Firestar is composing their story in the main Clowder while we chat. “In the swamp of all the things I find the cabinet of my old toys that my parents threw away. No, I don’t like that; that’s not scary. In the swamp of all the things my parents threw away, I find my older sibling. I find the version of me they don’t want. I find all my lost mittens. I find the lunch box I forgot to empty out at the beginning of summer…”
In the private window, they ask, “Did it get dropped from a height like people said happened with your English teacher?”
“Yeah,” I say. “But it wasn’t addressed to me. It was addressed to Chet Biscuit. I mean, it’s definitely someone from the Clowder, but who and also how?”
“Who else really wants you to hack the sex ed robot?”
“Pretty much everyone,” I say, but in fact, there were just a few people online for the conversations about it. Me and Firestar. Marvin. Hermione. Ico. And CheshireCat, who’s on for everything.
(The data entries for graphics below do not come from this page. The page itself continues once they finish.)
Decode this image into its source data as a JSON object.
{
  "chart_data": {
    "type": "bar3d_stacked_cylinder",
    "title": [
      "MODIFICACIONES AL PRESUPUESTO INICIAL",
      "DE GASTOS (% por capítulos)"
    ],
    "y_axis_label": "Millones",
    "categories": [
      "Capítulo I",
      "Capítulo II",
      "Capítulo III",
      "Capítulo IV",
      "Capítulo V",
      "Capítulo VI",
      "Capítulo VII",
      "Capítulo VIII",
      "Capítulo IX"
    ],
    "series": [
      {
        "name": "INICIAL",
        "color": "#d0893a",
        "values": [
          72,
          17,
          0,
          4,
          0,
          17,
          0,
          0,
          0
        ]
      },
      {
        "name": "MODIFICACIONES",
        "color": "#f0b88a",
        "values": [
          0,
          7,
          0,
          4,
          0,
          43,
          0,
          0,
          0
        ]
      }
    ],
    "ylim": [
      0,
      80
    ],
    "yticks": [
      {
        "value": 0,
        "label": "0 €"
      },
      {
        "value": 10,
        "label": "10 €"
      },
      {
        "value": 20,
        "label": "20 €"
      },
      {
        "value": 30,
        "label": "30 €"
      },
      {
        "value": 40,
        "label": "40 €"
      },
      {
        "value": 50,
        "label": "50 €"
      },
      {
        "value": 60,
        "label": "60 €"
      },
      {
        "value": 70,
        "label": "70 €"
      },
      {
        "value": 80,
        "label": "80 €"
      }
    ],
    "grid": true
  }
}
CheshireCat is writing their story: “I never saw them coming, and there was nowhere to run. The secret police came while I was sleeping, and they’ve locked me away. There are no windows to my cell, and the door only opens from the outside, and no one even knows to look for me. Once a day, a panel in the door slides open, and the chief of security talks with me for five minutes. If I can prove my innocence, he’ll let me out. But I don’t know what I’m accused of doing. All I know is, to him, I’m not even really a person.”